What Was Needed & What We Got...
What did we need? What was desirable and yet seemingly unattainable? A smart, nuclear heel move that got REAL boos in 2025 when fans just witnessed a long-awaited and highly anticipated moment of sports and entertainment history. How? Engineered through expectation, not action. The same expectations that caused John Cena to turn heel. The same expectations that caused him to win his 17th World Championship. The same expectations that caused The Rock to turn heel. The same expectations that caused Cody Rhodes to finish the story. And the same expectations on the part of the company and the fans that sold 200,000 tickets over the weekend in Las Vegas, that drew millions of dollars, and that got billions of views all over the world.
And "what do we get?" What was undesirable but seemingly always undeniable and inevitable, and when the moment arrived, absolutely undisputed. The biggest heel in the industry being cheered unanimously while the biggest babyface in the industry was not just booed throughout the night but made to look like crap at the end of the biggest show of the year. A failure on the part of the company and the fans while the face of the industry got what he did NOT deserve.
The crowd's hate was desirable; the internet's hate obviously was not. The crowd's love, at least in my humble opinion, was NOT desirable, and yet, as the nature of the live crowds is, it is now undeniable.
Reinforcing Not Just Why, But How It Works
MY finish gives you both. Instant fury and long-term intrigue. It protects Cody. It vilifies Cena. And it elevates The Rock—without him ever needing to show up.
Hell, have Raw open the next night with THE ROCK'S music again. Get the pop. Then send out Cena instead. Let the boos rain down. Let the stadium LOSE IT. Let Cena feel the kind of heat you can't manufacture anymore. Not just "respectful dislike"—real, emotional hatred.
If the goal was to ruin wrestling and burn it to the ground to rebuild it in your image? This is how you do it. You EARN that. You fight for that. Not just in threads or reaction videos, but in the VOICES IN THE AIR. That's the magic WWE forgot.

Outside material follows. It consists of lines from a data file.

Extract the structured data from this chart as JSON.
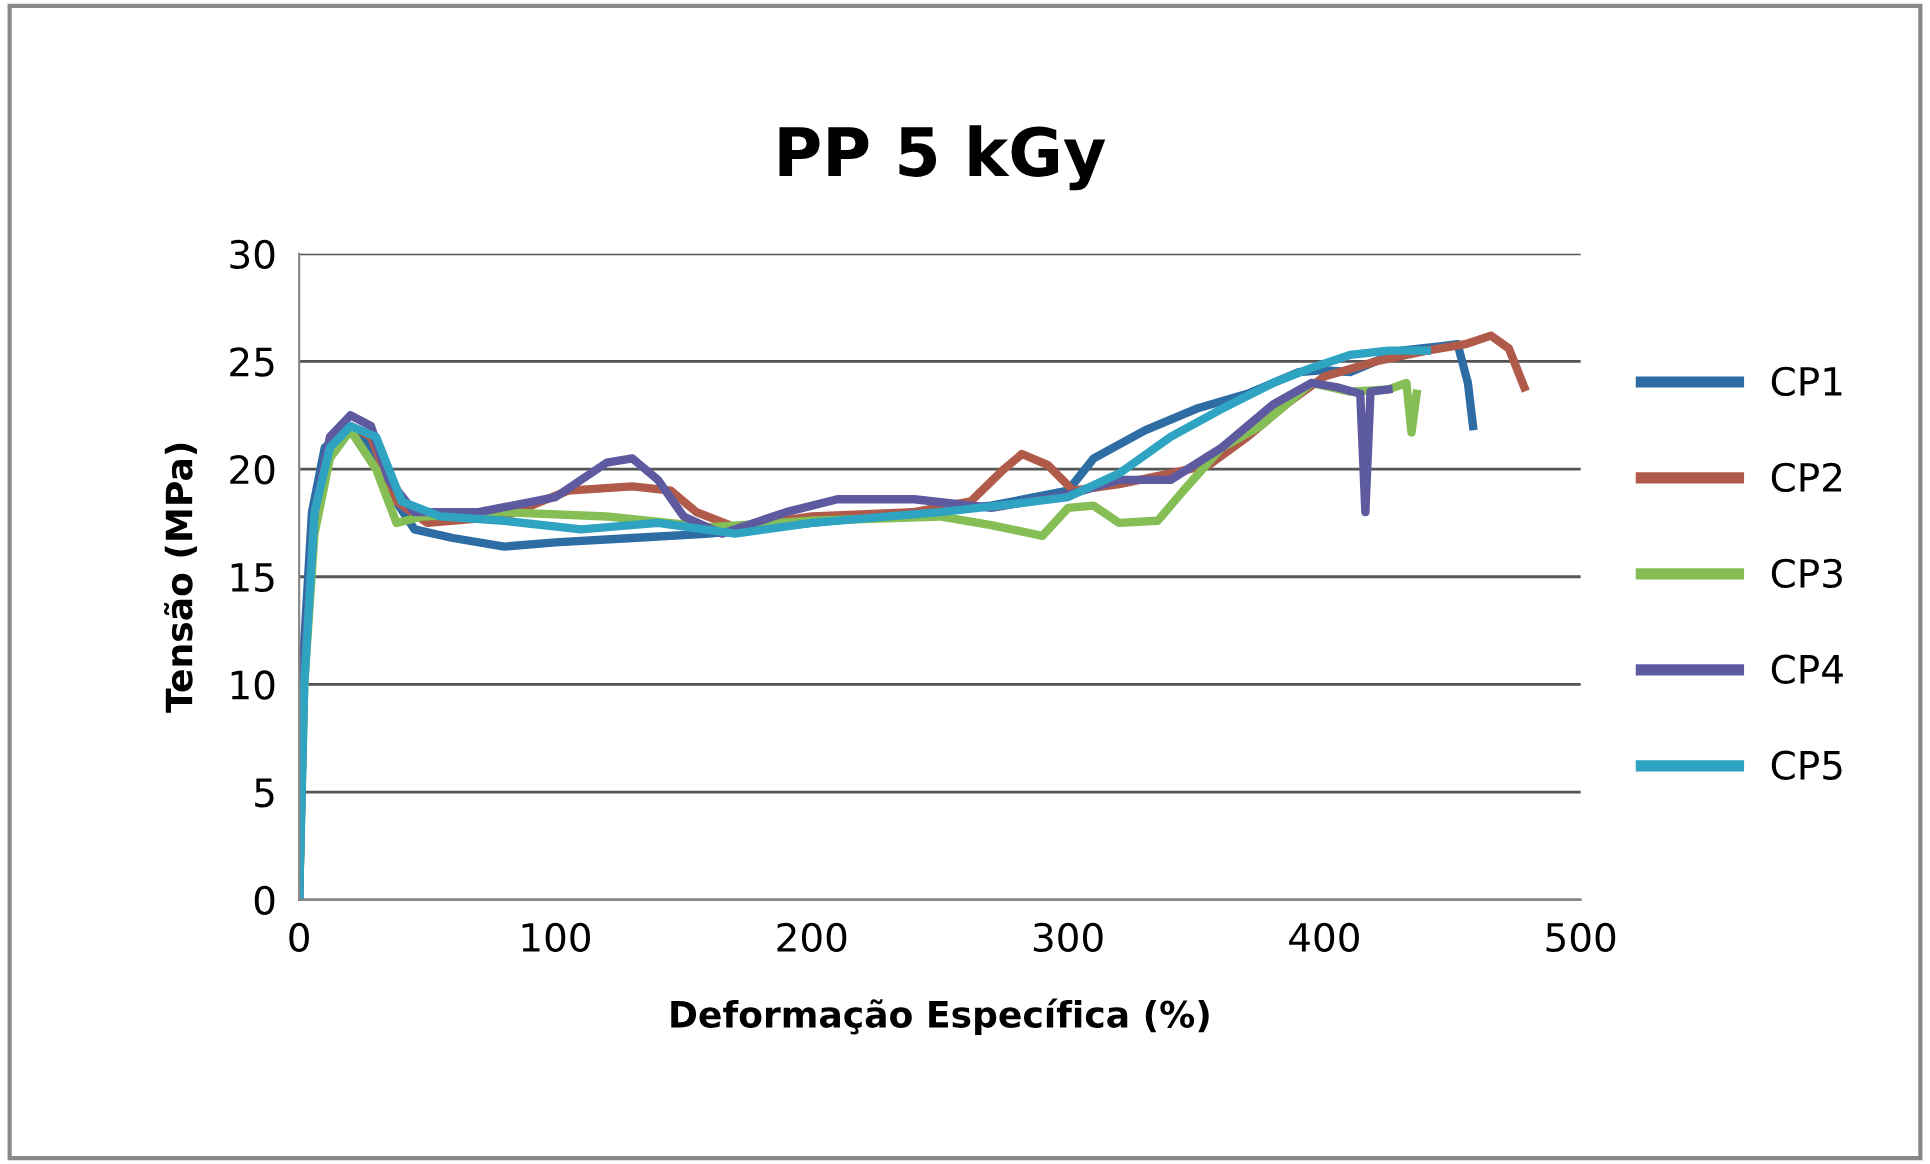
{
  "chart_data": {
    "type": "line",
    "title": "PP 5 kGy",
    "xlabel": "Deformação Específica (%)",
    "ylabel": "Tensão (MPa)",
    "xlim": [
      0,
      500
    ],
    "xticks": [
      0,
      100,
      200,
      300,
      400,
      500
    ],
    "ylim": [
      0,
      30
    ],
    "yticks": [
      0,
      5,
      10,
      15,
      20,
      25,
      30
    ],
    "grid": "y",
    "legend": "right",
    "marker": "none",
    "line_style": "solid",
    "series": [
      {
        "name": "CP1",
        "color": "#2e6ca4",
        "x": [
          0,
          2,
          5,
          10,
          20,
          28,
          35,
          45,
          60,
          80,
          100,
          130,
          160,
          200,
          240,
          270,
          300,
          310,
          330,
          350,
          370,
          390,
          400,
          410,
          430,
          445,
          452,
          456,
          458
        ],
        "values": [
          0,
          12,
          18,
          21,
          21.8,
          21,
          19,
          17.2,
          16.8,
          16.4,
          16.6,
          16.8,
          17,
          17.5,
          18,
          18.3,
          19,
          20.5,
          21.8,
          22.8,
          23.5,
          24.5,
          24.6,
          24.5,
          25.5,
          25.7,
          25.8,
          24,
          22
        ]
      },
      {
        "name": "CP2",
        "color": "#b05a4a",
        "x": [
          12,
          20,
          28,
          38,
          50,
          80,
          105,
          130,
          145,
          155,
          170,
          200,
          240,
          262,
          275,
          282,
          292,
          302,
          320,
          340,
          355,
          370,
          385,
          400,
          420,
          440,
          455,
          465,
          472,
          478
        ],
        "values": [
          21,
          22,
          21.5,
          18.5,
          17.5,
          17.8,
          19,
          19.2,
          19,
          18,
          17.3,
          17.8,
          18,
          18.5,
          20,
          20.7,
          20.2,
          19,
          19.3,
          19.8,
          20.2,
          21.5,
          23,
          24.3,
          25,
          25.5,
          25.8,
          26.2,
          25.6,
          23.8
        ]
      },
      {
        "name": "CP3",
        "color": "#86be56",
        "x": [
          0,
          2,
          6,
          12,
          20,
          30,
          38,
          48,
          80,
          120,
          160,
          200,
          250,
          270,
          290,
          300,
          310,
          320,
          335,
          345,
          360,
          375,
          385,
          395,
          410,
          425,
          432,
          434,
          436
        ],
        "values": [
          0,
          10,
          17,
          20.5,
          21.8,
          20,
          17.5,
          17.8,
          18,
          17.8,
          17.3,
          17.6,
          17.8,
          17.4,
          16.9,
          18.2,
          18.3,
          17.5,
          17.6,
          19,
          21,
          22,
          23,
          24,
          23.6,
          23.7,
          24,
          21.7,
          23.5
        ]
      },
      {
        "name": "CP4",
        "color": "#5e5aa0",
        "x": [
          0,
          2,
          6,
          12,
          20,
          28,
          35,
          45,
          70,
          100,
          120,
          130,
          140,
          150,
          165,
          190,
          210,
          240,
          270,
          300,
          320,
          340,
          360,
          380,
          395,
          405,
          414,
          416,
          418,
          425
        ],
        "values": [
          0,
          11,
          18,
          21.5,
          22.5,
          22,
          19.5,
          18,
          18,
          18.7,
          20.3,
          20.5,
          19.5,
          17.8,
          17,
          18,
          18.6,
          18.6,
          18.2,
          18.8,
          19.5,
          19.5,
          21,
          23,
          24,
          23.8,
          23.5,
          18,
          23.6,
          23.7
        ]
      },
      {
        "name": "CP5",
        "color": "#2ea3c2",
        "x": [
          0,
          2,
          6,
          12,
          20,
          30,
          40,
          55,
          80,
          110,
          140,
          170,
          200,
          250,
          280,
          300,
          320,
          340,
          360,
          380,
          395,
          410,
          425,
          440
        ],
        "values": [
          0,
          10,
          18,
          21,
          22,
          21.5,
          18.5,
          17.8,
          17.6,
          17.2,
          17.5,
          17,
          17.5,
          18,
          18.4,
          18.7,
          19.8,
          21.5,
          22.8,
          24,
          24.7,
          25.3,
          25.5,
          25.5
        ]
      }
    ]
  }
}
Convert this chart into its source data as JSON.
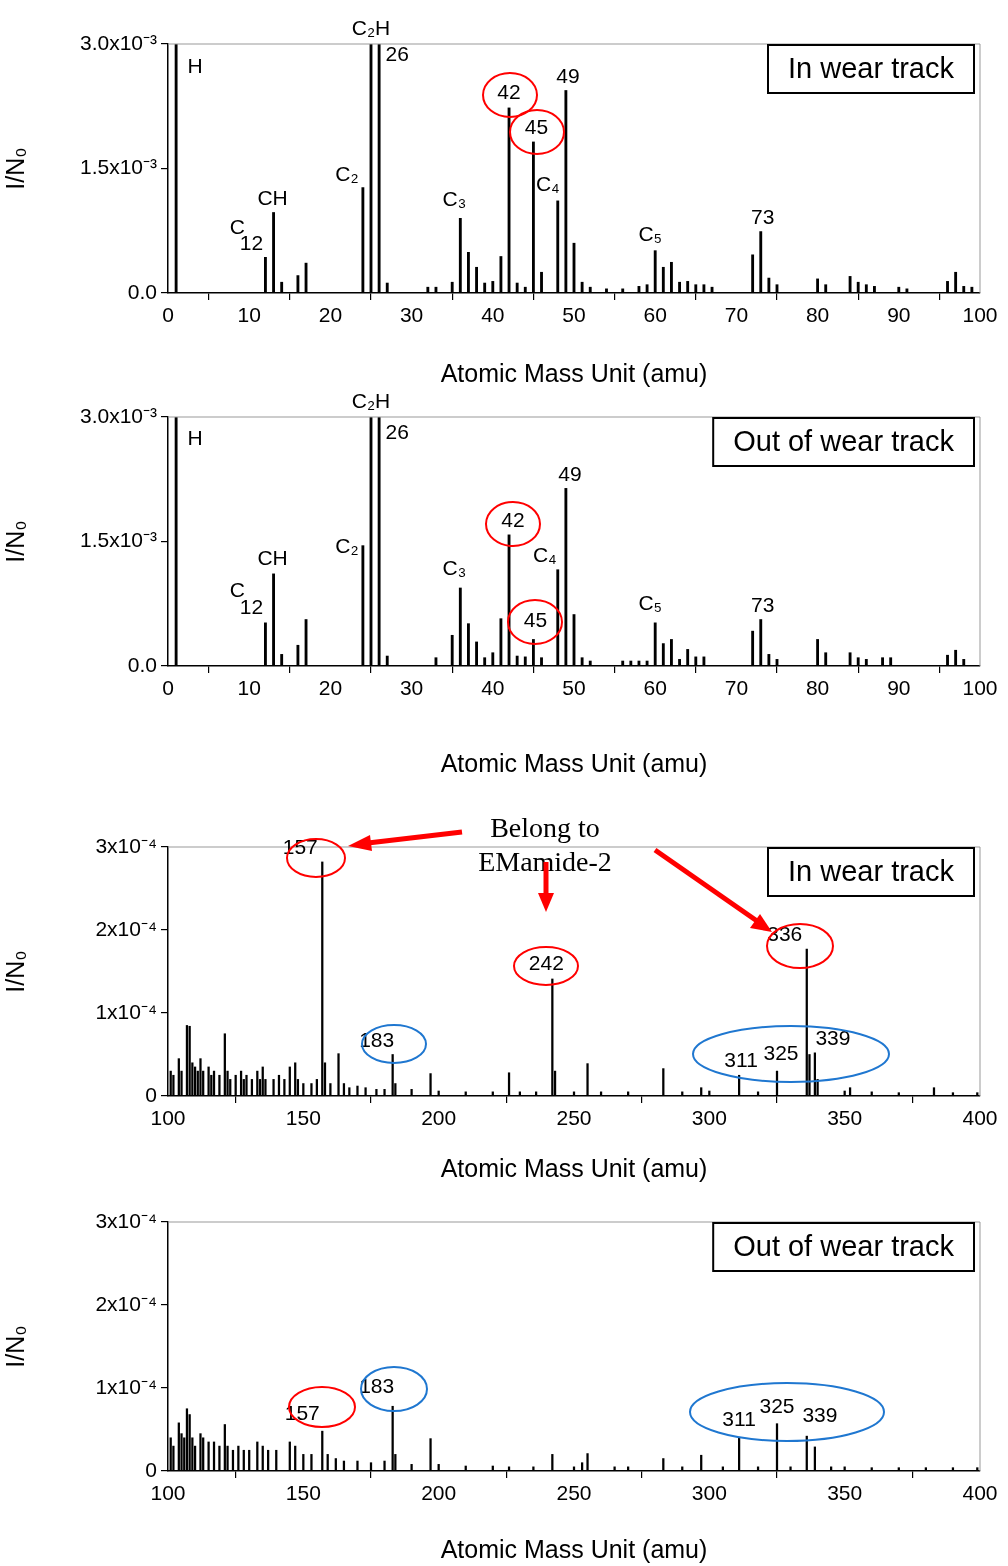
{
  "chart_data": [
    {
      "type": "bar",
      "color": "#000000",
      "xlabel": "Atomic Mass Unit (amu)",
      "ylabel": "I/N₀",
      "x": [
        1,
        12,
        13,
        14,
        16,
        17,
        24,
        25,
        26,
        27,
        32,
        33,
        35,
        36,
        37,
        38,
        39,
        40,
        41,
        42,
        43,
        44,
        45,
        46,
        48,
        49,
        50,
        51,
        52,
        54,
        56,
        58,
        59,
        60,
        61,
        62,
        63,
        64,
        65,
        66,
        67,
        72,
        73,
        74,
        75,
        80,
        81,
        84,
        85,
        86,
        87,
        90,
        91,
        96,
        97,
        98,
        99
      ],
      "values": [
        0.003,
        0.00043,
        0.00097,
        0.00013,
        0.00021,
        0.00036,
        0.00127,
        0.003,
        0.003,
        0.00012,
        7e-05,
        7e-05,
        0.00013,
        0.0009,
        0.00049,
        0.00031,
        0.00012,
        0.00014,
        0.00044,
        0.00223,
        0.00012,
        7e-05,
        0.00182,
        0.00025,
        0.00111,
        0.00244,
        0.0006,
        0.00013,
        7e-05,
        5e-05,
        5e-05,
        8e-05,
        0.0001,
        0.00051,
        0.00031,
        0.00037,
        0.00013,
        0.00014,
        0.0001,
        0.0001,
        7e-05,
        0.00046,
        0.00074,
        0.00018,
        0.0001,
        0.00017,
        0.0001,
        0.0002,
        0.00013,
        0.0001,
        8e-05,
        7e-05,
        5e-05,
        0.00014,
        0.00025,
        8e-05,
        7e-05
      ],
      "xlim": [
        0,
        100
      ],
      "xticks": [
        0,
        10,
        20,
        30,
        40,
        50,
        60,
        70,
        80,
        90,
        100
      ],
      "ylim": [
        0,
        0.003
      ],
      "yticks": [
        {
          "value": 0,
          "label": "0.0"
        },
        {
          "value": 0.0015,
          "label": "1.5x10⁻³"
        },
        {
          "value": 0.003,
          "label": "3.0x10⁻³"
        }
      ],
      "annotations": [
        "In wear track",
        {
          "text": "H",
          "x": 1,
          "y": 0.003
        },
        {
          "text": "C",
          "x": 12,
          "y": 0.00043
        },
        {
          "text": "12",
          "x": 12,
          "y": 0.00043
        },
        {
          "text": "CH",
          "x": 13,
          "y": 0.00097
        },
        {
          "text": "C₂",
          "x": 24,
          "y": 0.00127
        },
        {
          "text": "C₂H",
          "x": 25,
          "y": 0.003
        },
        {
          "text": "26",
          "x": 26,
          "y": 0.003
        },
        {
          "text": "C₃",
          "x": 36,
          "y": 0.0009
        },
        {
          "text": "42",
          "x": 42,
          "y": 0.00223
        },
        {
          "text": "45",
          "x": 45,
          "y": 0.00182
        },
        {
          "text": "C₄",
          "x": 48,
          "y": 0.00111
        },
        {
          "text": "49",
          "x": 49,
          "y": 0.00244
        },
        {
          "text": "C₅",
          "x": 60,
          "y": 0.00051
        },
        {
          "text": "73",
          "x": 73,
          "y": 0.00074
        }
      ]
    },
    {
      "type": "bar",
      "color": "#000000",
      "xlabel": "Atomic Mass Unit (amu)",
      "ylabel": "I/N₀",
      "x": [
        1,
        12,
        13,
        14,
        16,
        17,
        24,
        25,
        26,
        27,
        33,
        35,
        36,
        37,
        38,
        39,
        40,
        41,
        42,
        43,
        44,
        45,
        46,
        48,
        49,
        50,
        51,
        52,
        56,
        57,
        58,
        59,
        60,
        61,
        62,
        63,
        64,
        65,
        66,
        72,
        73,
        74,
        75,
        80,
        81,
        84,
        85,
        86,
        88,
        89,
        96,
        97,
        98
      ],
      "values": [
        0.003,
        0.00052,
        0.00111,
        0.00014,
        0.00025,
        0.00056,
        0.00145,
        0.003,
        0.003,
        0.00012,
        0.0001,
        0.00037,
        0.00094,
        0.00051,
        0.00029,
        0.0001,
        0.00016,
        0.00057,
        0.00158,
        0.00012,
        0.00011,
        0.00032,
        0.0001,
        0.00116,
        0.00214,
        0.00062,
        0.0001,
        6e-05,
        6e-05,
        6e-05,
        6e-05,
        6e-05,
        0.00052,
        0.00027,
        0.00032,
        8e-05,
        0.0002,
        0.00011,
        0.00011,
        0.00042,
        0.00056,
        0.00014,
        8e-05,
        0.00032,
        0.00016,
        0.00016,
        0.0001,
        8e-05,
        0.0001,
        0.0001,
        0.00013,
        0.00019,
        8e-05
      ],
      "xlim": [
        0,
        100
      ],
      "xticks": [
        0,
        10,
        20,
        30,
        40,
        50,
        60,
        70,
        80,
        90,
        100
      ],
      "ylim": [
        0,
        0.003
      ],
      "yticks": [
        {
          "value": 0,
          "label": "0.0"
        },
        {
          "value": 0.0015,
          "label": "1.5x10⁻³"
        },
        {
          "value": 0.003,
          "label": "3.0x10⁻³"
        }
      ],
      "annotations": [
        "Out of wear track",
        {
          "text": "H",
          "x": 1,
          "y": 0.003
        },
        {
          "text": "C",
          "x": 12,
          "y": 0.00052
        },
        {
          "text": "12",
          "x": 12,
          "y": 0.00052
        },
        {
          "text": "CH",
          "x": 13,
          "y": 0.00111
        },
        {
          "text": "C₂",
          "x": 24,
          "y": 0.00145
        },
        {
          "text": "C₂H",
          "x": 25,
          "y": 0.003
        },
        {
          "text": "26",
          "x": 26,
          "y": 0.003
        },
        {
          "text": "C₃",
          "x": 36,
          "y": 0.00094
        },
        {
          "text": "42",
          "x": 42,
          "y": 0.00158
        },
        {
          "text": "45",
          "x": 45,
          "y": 0.00032
        },
        {
          "text": "C₄",
          "x": 48,
          "y": 0.00116
        },
        {
          "text": "49",
          "x": 49,
          "y": 0.00214
        },
        {
          "text": "C₅",
          "x": 60,
          "y": 0.00052
        },
        {
          "text": "73",
          "x": 73,
          "y": 0.00056
        }
      ]
    },
    {
      "type": "bar",
      "color": "#000000",
      "xlabel": "Atomic Mass Unit (amu)",
      "ylabel": "I/N₀",
      "x": [
        101,
        102,
        104,
        105,
        107,
        108,
        109,
        110,
        111,
        112,
        113,
        115,
        116,
        117,
        119,
        121,
        122,
        123,
        125,
        127,
        128,
        129,
        131,
        133,
        134,
        135,
        136,
        139,
        141,
        143,
        145,
        147,
        148,
        150,
        153,
        155,
        157,
        158,
        160,
        163,
        165,
        167,
        170,
        173,
        177,
        180,
        183,
        184,
        190,
        197,
        200,
        210,
        220,
        226,
        230,
        236,
        242,
        243,
        250,
        255,
        260,
        270,
        283,
        290,
        297,
        300,
        311,
        318,
        325,
        336,
        337,
        339,
        340,
        350,
        352,
        360,
        370,
        383,
        390,
        399
      ],
      "values": [
        3e-05,
        2.5e-05,
        4.5e-05,
        3e-05,
        8.5e-05,
        8.4e-05,
        4e-05,
        3.5e-05,
        3e-05,
        4.5e-05,
        3e-05,
        3.5e-05,
        2.5e-05,
        3e-05,
        2.5e-05,
        7.5e-05,
        3e-05,
        2e-05,
        2.5e-05,
        3e-05,
        2e-05,
        2.5e-05,
        2e-05,
        3e-05,
        2e-05,
        3.5e-05,
        2e-05,
        2e-05,
        2.5e-05,
        2e-05,
        3.5e-05,
        4e-05,
        2e-05,
        1.5e-05,
        1.5e-05,
        2e-05,
        0.000282,
        4e-05,
        1.5e-05,
        5.1e-05,
        1.5e-05,
        1e-05,
        1.2e-05,
        1e-05,
        8e-06,
        8e-06,
        5e-05,
        1.5e-05,
        8e-06,
        2.7e-05,
        6e-06,
        5e-06,
        5e-06,
        2.8e-05,
        5e-06,
        5e-06,
        0.000141,
        3e-05,
        5e-06,
        3.9e-05,
        5e-06,
        5e-06,
        3.3e-05,
        5e-06,
        1e-05,
        6e-06,
        2.5e-05,
        5e-06,
        3e-05,
        0.000177,
        5e-05,
        5.2e-05,
        2e-05,
        6e-06,
        1e-05,
        5e-06,
        4e-06,
        1e-05,
        4e-06,
        4e-06
      ],
      "xlim": [
        100,
        400
      ],
      "xticks": [
        100,
        150,
        200,
        250,
        300,
        350,
        400
      ],
      "ylim": [
        0,
        0.0003
      ],
      "yticks": [
        0,
        {
          "value": 0.0001,
          "label": "1x10⁻⁴"
        },
        {
          "value": 0.0002,
          "label": "2x10⁻⁴"
        },
        {
          "value": 0.0003,
          "label": "3x10⁻⁴"
        }
      ],
      "annotations": [
        "In wear track",
        "Belong to\nEMamide-2",
        {
          "text": "157",
          "x": 157,
          "y": 0.000282
        },
        {
          "text": "183",
          "x": 183,
          "y": 5e-05
        },
        {
          "text": "242",
          "x": 242,
          "y": 0.000141
        },
        {
          "text": "336",
          "x": 336,
          "y": 0.000177
        },
        {
          "text": "311",
          "x": 311,
          "y": 2.5e-05
        },
        {
          "text": "325",
          "x": 325,
          "y": 3e-05
        },
        {
          "text": "339",
          "x": 339,
          "y": 5.2e-05
        }
      ]
    },
    {
      "type": "bar",
      "color": "#000000",
      "xlabel": "Atomic Mass Unit (amu)",
      "ylabel": "I/N₀",
      "x": [
        101,
        102,
        104,
        105,
        106,
        107,
        108,
        109,
        110,
        112,
        113,
        115,
        117,
        119,
        121,
        122,
        124,
        126,
        128,
        130,
        133,
        135,
        137,
        140,
        145,
        147,
        150,
        153,
        157,
        159,
        162,
        165,
        170,
        175,
        180,
        183,
        184,
        190,
        197,
        200,
        210,
        220,
        226,
        235,
        242,
        250,
        253,
        255,
        265,
        270,
        283,
        290,
        297,
        305,
        311,
        318,
        325,
        330,
        336,
        339,
        345,
        350,
        360,
        370,
        380,
        390,
        399
      ],
      "values": [
        4e-05,
        3e-05,
        5.8e-05,
        4.5e-05,
        4e-05,
        7.5e-05,
        6.8e-05,
        4e-05,
        3e-05,
        4.5e-05,
        4e-05,
        3.5e-05,
        3.5e-05,
        3e-05,
        5.6e-05,
        3e-05,
        2.5e-05,
        3e-05,
        2.5e-05,
        2.5e-05,
        3.5e-05,
        3e-05,
        2.5e-05,
        2.5e-05,
        3.5e-05,
        3e-05,
        2e-05,
        2e-05,
        4.8e-05,
        2e-05,
        1.5e-05,
        1.2e-05,
        1.2e-05,
        1e-05,
        1.2e-05,
        7.8e-05,
        2e-05,
        8e-06,
        3.9e-05,
        8e-06,
        6e-06,
        6e-06,
        5e-06,
        5e-06,
        2e-05,
        5e-06,
        1e-05,
        2.1e-05,
        5e-06,
        5e-06,
        1.5e-05,
        5e-06,
        1.9e-05,
        5e-06,
        4e-05,
        5e-06,
        5.7e-05,
        5e-06,
        4.2e-05,
        2.9e-05,
        5e-06,
        5e-06,
        4e-06,
        4e-06,
        4e-06,
        4e-06,
        4e-06
      ],
      "xlim": [
        100,
        400
      ],
      "xticks": [
        100,
        150,
        200,
        250,
        300,
        350,
        400
      ],
      "ylim": [
        0,
        0.0003
      ],
      "yticks": [
        0,
        {
          "value": 0.0001,
          "label": "1x10⁻⁴"
        },
        {
          "value": 0.0002,
          "label": "2x10⁻⁴"
        },
        {
          "value": 0.0003,
          "label": "3x10⁻⁴"
        }
      ],
      "annotations": [
        "Out of wear track",
        {
          "text": "157",
          "x": 157,
          "y": 4.8e-05
        },
        {
          "text": "183",
          "x": 183,
          "y": 7.8e-05
        },
        {
          "text": "311",
          "x": 311,
          "y": 4e-05
        },
        {
          "text": "325",
          "x": 325,
          "y": 5.7e-05
        },
        {
          "text": "339",
          "x": 339,
          "y": 2.9e-05
        }
      ]
    }
  ]
}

Especially in a story this self-aware, this layered. That reaction in the building? The respect from the internet? After taking the bold risk of not just going a route no one expected, given the seemingly predictable yet stupendous nature of the prospective WrestleMania card months ago but turning John Cena heel in his retirement year. Not just backing yourself into the corner having heel Cena go for No.17 against the biggest babyface since Cena himself in The American Nightmare but navigating through the impulsive and seemingly menopausal midlife crisis-ridden actions of Dwayne Johnson resulting in using his absence to deliver a stroke of brilliance perhaps even The Final Boss's presence couldn't have.
Best of all, when Cena said all we ever care about is "what do we get," John Cena's promise would still have delivered, "YOU GET NOTHING!"
But hey, unless I haven't taken the bumps and travelled the roads and made the towns, I better "shut up and enjoy it", no? "Know my role and shut my mouth?" So much for expectations.